Spruch:
Dem Revisionsrekurs wird Folge gegeben. Der angefochtene Beschluss wird dahin abgeändert, dass er lautet:
„Der Rekurs der Ersteherin wird zurückgewiesen."
Die Ersteherin ist schuldig, der betreibenden Partei Dr. Stefan Langer die mit 1.758,72 EUR (darin 293,12 EUR USt) bestimmten Kosten des Revisionsrekursverfahrens binnen 14 Tagen zu ersetzen.
Text
Begründung
Eine im gemeinschaftlichen Eigentum der Verpflichteten (1/8- und 1/2-Anteile Erstverpflichteter, 3/8-Anteile Zweitverpflichtete) stehende Liegenschaft wurde am 15. Jänner 2003 einer GmbH um das Meistbot von 535.000 EUR zugeschlagen. Aus der für den Hälfteanteil des Erstverpflichteten B-LNR 5 gebildeten Verteilungsmasse von 267.500 EUR wurde neben Vorzugsposten in der bücherlichen Rangordnung einem Pfandgläubiger aufgrund der zu C-LNR 1 einverleibten Leibrentenforderung an rückständigen Leibrenten ein Betrag von 11.336,96 EUR zugewiesen. Außer an zahlreiche weitere Gläubiger erfolgte auch an die Konkursmasse des Erstverpflichteten eine Zuweisung von 11.509,53 EUR an Hyperocha. Aufgrund eines Übergabs- und Leibrentenvertrags vom 27. Oktober 1983 ist für den genannten Pfandgläubiger, der 1923 geboren wurde, das Pfandrecht für die Leibwohnrentenforderung von wöchentlich 1.000 S einverleibt.
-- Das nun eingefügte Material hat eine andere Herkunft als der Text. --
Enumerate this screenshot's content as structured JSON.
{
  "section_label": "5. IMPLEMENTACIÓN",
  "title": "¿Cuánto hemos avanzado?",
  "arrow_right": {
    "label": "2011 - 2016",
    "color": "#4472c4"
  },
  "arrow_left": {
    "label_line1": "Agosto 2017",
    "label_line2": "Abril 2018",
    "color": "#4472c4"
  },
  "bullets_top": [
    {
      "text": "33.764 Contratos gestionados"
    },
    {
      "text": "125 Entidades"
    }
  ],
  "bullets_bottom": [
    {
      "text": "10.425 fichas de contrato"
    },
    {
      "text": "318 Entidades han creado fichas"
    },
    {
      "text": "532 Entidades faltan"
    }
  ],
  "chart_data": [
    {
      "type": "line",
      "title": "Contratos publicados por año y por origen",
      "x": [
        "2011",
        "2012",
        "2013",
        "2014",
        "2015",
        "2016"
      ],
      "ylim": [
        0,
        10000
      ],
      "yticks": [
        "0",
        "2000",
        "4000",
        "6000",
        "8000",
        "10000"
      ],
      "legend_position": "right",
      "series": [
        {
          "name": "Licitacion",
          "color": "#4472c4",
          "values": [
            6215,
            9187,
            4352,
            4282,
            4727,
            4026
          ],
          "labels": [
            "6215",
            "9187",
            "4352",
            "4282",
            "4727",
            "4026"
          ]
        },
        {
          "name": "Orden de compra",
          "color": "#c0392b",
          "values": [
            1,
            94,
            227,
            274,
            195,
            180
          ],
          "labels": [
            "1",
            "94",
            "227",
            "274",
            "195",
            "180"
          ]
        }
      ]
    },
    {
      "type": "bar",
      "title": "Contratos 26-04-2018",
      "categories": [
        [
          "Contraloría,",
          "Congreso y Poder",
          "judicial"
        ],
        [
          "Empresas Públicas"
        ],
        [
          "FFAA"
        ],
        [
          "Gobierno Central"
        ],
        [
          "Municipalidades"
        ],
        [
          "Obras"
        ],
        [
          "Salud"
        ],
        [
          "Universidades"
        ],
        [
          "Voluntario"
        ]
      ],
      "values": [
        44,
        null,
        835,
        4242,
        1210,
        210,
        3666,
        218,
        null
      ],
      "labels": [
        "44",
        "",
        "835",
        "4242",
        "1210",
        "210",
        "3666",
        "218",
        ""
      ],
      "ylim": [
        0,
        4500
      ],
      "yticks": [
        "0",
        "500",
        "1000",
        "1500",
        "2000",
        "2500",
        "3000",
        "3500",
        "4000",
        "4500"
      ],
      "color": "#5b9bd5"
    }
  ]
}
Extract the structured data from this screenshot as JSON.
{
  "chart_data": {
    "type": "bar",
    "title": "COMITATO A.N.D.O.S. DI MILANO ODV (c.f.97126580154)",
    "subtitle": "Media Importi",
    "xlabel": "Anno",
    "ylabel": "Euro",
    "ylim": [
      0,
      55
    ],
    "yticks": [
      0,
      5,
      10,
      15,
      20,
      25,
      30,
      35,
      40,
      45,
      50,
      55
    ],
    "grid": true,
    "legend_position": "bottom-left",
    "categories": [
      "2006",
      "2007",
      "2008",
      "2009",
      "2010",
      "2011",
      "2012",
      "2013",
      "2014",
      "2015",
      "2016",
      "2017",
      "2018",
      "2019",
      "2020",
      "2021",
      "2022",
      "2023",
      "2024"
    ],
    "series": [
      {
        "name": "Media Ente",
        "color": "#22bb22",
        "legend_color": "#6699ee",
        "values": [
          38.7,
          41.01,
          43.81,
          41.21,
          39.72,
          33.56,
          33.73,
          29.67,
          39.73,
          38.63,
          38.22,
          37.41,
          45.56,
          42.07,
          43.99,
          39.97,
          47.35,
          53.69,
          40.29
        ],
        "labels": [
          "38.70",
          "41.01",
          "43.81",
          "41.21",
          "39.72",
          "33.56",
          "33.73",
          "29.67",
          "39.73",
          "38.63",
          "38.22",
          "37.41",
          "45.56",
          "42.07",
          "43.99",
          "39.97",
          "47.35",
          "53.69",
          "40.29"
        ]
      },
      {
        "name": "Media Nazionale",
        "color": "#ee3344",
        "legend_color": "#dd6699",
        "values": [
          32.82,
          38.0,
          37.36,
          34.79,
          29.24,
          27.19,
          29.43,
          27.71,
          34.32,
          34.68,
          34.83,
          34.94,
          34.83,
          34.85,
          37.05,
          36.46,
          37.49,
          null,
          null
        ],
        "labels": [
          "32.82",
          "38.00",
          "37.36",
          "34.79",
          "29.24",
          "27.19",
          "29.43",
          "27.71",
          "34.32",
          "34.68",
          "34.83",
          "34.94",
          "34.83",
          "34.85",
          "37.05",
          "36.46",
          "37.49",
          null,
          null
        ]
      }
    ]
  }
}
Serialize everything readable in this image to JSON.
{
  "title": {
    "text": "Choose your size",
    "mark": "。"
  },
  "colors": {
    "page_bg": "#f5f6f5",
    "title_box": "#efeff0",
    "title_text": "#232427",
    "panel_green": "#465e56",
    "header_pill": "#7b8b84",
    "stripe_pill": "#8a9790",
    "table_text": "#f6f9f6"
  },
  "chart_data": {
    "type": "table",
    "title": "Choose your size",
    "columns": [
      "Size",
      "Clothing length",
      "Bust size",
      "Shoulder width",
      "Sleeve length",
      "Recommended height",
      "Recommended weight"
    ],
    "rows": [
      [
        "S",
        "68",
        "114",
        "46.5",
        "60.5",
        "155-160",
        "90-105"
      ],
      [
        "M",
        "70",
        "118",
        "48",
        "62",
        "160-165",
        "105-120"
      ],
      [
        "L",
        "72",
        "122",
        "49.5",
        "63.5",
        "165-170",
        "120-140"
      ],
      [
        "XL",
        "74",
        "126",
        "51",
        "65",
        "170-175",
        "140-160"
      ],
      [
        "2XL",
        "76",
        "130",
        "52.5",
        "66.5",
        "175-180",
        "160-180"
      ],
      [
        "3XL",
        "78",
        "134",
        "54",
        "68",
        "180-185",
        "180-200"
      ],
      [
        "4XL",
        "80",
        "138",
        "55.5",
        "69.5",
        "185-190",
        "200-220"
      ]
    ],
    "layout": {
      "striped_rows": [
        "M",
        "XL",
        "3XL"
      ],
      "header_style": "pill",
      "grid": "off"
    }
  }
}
Der Sachverständige hatte in seinem Schätzungsgutachten ON 9 bei Bewertung der Liegenschaft ohne Lasten ua 480.000 S für das Pfandrecht C-LNR 1 abgezogen. Im Versteigerungsedikt vom 18. Oktober 2002 (ON 31) heißt es, dass der Schätzwert der Liegenschaft 650.713 EUR betrage und ua C-LNR 1 ohne Anrechnung auf das Meistbot zu übernehmen sei.
Der Pfandgläubiger meldete zur Meistbotsverteilung die rückständigen Leibrenten der letzten drei Jahre an.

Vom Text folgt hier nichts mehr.